Bing Gre Kimchi Pride and Foods owner James Lee watches over napa cabbage, which was soaked in salt water overnight at the beginning of the kimchi-making process.  The Bing Gre factory in Prospect Park, New Jersey prepares, pours, and distributes £ 37,000 of traditional Korean food a week.

Korean festival schedule

Visitors to the Bergen County Festival, which runs from 10 am to 10 pm, have the opportunity to make their own kimchi. The event is free and public.

The congregation celebrates Chuseok, a South Korean holiday that falls on the 15th day of the eighth month of the lunar calendar on the full moon, which this year was on September 22nd. It’s a Korean and Asian Thanksgiving that is celebrated by eating moon cake.

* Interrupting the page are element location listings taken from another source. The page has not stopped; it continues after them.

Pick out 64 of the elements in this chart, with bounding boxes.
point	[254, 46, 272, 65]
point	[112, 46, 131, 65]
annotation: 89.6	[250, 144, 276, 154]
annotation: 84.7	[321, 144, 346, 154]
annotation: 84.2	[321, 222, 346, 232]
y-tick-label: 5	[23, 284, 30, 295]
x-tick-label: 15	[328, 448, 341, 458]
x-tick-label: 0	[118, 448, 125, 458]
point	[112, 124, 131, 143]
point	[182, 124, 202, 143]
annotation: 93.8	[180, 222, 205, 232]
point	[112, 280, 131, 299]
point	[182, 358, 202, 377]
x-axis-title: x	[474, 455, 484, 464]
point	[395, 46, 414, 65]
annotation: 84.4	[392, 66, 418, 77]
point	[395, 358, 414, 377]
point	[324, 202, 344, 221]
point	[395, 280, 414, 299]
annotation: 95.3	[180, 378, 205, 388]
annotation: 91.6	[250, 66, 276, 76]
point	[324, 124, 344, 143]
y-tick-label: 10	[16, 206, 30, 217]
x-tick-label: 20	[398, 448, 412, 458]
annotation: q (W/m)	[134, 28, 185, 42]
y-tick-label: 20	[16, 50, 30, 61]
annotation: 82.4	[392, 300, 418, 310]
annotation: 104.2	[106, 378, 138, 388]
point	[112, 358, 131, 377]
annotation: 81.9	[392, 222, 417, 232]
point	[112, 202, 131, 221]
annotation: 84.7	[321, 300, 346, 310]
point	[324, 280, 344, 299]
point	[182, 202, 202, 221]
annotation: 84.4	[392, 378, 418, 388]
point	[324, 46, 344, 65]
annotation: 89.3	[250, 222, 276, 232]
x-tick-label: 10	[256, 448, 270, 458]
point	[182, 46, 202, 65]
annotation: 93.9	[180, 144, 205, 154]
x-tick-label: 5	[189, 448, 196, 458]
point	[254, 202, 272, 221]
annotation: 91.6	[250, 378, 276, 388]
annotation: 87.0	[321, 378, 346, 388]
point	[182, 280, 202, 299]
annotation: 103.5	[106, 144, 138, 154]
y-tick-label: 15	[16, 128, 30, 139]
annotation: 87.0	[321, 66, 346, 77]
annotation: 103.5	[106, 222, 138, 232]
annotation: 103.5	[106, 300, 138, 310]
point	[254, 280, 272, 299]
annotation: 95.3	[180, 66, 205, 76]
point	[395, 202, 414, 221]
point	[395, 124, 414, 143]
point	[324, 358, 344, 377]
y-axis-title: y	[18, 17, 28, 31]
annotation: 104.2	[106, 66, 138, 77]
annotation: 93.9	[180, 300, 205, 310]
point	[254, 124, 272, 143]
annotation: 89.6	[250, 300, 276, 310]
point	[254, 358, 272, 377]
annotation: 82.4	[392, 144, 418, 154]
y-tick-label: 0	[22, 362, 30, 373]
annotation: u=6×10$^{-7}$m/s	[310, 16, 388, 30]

The event features cultural performances, K-pop dance and singing competitions, and performances by The Korean singers Changhwan Lee and Na Unha. I Love Dance, the K-pop group, will also perform.

This is the 20th year Koreans are celebrating a fall festival in New Jersey, Son said. Last year’s celebrations were muted with about 200 attendees due to COVID-19, he said. More than 1,000 are expected this year, with kimchi making being the new twist.

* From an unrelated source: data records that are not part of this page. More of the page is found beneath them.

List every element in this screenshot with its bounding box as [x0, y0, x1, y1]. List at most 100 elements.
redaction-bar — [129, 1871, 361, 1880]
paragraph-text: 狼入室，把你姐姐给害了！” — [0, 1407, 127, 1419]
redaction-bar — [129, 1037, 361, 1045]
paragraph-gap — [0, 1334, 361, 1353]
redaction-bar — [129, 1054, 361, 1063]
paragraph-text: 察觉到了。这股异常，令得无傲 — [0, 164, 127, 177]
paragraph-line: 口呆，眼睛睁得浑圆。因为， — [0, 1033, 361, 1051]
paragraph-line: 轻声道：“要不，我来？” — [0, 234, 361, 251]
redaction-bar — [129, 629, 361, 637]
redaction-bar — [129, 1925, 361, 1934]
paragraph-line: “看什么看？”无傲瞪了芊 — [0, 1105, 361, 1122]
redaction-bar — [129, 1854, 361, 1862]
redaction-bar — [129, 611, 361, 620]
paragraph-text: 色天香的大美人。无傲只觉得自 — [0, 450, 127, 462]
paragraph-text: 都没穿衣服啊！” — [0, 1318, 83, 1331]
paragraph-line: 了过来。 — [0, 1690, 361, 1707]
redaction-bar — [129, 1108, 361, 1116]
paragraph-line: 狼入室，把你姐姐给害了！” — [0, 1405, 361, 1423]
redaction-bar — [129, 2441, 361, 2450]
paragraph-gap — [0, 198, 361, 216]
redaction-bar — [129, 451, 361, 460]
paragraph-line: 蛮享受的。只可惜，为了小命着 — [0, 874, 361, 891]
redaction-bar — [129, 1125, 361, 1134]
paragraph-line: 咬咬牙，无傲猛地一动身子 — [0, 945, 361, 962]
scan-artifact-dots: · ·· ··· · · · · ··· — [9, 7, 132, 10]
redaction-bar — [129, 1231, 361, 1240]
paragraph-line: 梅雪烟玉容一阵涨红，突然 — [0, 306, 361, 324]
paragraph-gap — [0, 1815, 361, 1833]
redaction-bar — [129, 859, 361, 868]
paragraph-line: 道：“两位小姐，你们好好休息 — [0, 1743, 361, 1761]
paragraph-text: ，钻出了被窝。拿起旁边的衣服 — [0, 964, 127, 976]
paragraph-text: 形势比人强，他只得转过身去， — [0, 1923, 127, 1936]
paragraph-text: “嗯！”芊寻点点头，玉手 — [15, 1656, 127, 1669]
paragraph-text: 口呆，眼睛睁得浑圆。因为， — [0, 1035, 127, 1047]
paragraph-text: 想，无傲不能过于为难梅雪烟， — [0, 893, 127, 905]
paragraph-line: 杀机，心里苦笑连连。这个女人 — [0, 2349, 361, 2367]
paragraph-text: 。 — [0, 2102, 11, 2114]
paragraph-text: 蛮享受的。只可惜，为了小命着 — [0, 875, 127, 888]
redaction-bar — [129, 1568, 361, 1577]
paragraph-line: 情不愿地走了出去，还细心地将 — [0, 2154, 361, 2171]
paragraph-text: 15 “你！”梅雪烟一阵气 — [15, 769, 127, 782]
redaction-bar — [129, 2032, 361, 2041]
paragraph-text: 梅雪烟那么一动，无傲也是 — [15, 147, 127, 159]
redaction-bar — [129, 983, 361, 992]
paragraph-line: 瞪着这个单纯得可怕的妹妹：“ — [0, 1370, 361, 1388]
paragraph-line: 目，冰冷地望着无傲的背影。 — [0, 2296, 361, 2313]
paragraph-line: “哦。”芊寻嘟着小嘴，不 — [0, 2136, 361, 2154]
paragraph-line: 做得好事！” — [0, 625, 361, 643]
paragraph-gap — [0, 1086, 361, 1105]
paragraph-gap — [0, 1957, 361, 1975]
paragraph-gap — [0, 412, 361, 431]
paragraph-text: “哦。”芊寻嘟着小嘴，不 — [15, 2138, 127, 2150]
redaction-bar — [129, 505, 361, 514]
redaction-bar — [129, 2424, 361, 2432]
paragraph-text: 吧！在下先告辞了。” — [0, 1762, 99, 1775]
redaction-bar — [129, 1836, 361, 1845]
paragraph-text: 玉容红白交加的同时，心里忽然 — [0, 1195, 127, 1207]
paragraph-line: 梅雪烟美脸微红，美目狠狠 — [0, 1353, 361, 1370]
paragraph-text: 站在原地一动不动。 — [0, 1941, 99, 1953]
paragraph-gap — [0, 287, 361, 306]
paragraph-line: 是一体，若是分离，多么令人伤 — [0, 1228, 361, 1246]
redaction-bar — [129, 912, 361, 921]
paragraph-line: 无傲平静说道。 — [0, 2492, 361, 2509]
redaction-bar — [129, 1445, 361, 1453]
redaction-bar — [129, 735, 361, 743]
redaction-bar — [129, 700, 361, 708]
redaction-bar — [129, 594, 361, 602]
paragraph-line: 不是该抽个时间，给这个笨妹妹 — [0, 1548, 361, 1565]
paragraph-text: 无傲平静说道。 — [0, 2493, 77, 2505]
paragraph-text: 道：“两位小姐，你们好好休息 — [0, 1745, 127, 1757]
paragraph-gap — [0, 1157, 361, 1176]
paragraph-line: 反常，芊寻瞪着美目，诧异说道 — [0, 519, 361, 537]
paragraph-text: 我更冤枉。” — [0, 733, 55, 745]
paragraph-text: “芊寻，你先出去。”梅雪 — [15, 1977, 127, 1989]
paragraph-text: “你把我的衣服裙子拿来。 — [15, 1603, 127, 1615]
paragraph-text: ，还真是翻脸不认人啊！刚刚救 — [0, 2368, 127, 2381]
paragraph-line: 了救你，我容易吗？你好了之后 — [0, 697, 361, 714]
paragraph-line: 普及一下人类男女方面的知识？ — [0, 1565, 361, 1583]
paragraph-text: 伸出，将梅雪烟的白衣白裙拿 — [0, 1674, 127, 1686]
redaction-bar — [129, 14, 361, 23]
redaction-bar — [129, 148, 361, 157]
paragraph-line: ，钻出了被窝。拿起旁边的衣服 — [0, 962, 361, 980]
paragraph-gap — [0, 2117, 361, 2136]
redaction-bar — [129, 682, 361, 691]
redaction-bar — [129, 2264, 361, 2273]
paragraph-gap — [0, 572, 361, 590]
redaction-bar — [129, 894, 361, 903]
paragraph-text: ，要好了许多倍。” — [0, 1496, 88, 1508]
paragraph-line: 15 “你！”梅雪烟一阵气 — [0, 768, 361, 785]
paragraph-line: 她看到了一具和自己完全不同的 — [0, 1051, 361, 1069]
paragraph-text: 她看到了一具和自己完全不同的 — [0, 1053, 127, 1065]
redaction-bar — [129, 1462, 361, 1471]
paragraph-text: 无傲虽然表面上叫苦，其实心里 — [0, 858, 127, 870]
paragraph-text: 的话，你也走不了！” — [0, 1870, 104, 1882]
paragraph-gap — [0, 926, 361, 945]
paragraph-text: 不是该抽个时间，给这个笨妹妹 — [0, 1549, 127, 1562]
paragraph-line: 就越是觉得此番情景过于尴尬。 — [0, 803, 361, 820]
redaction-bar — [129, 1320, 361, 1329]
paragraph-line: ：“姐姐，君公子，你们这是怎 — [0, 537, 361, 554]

The goal is to celebrate Korean culture, said Michelle Song, executive vice president of KAANJ. It is a voluntary commitment in which around 50 members contribute their time and expertise. The organization is keeping the event open to the public while charging sellers fees, Song said, adding that the board would be happy to be financially balanced.

Korean culture is very fashionable right now, she said, pointing to the popularity of K-pop, K-beauty, and K-drama. Kimchi’s day also seems to have come.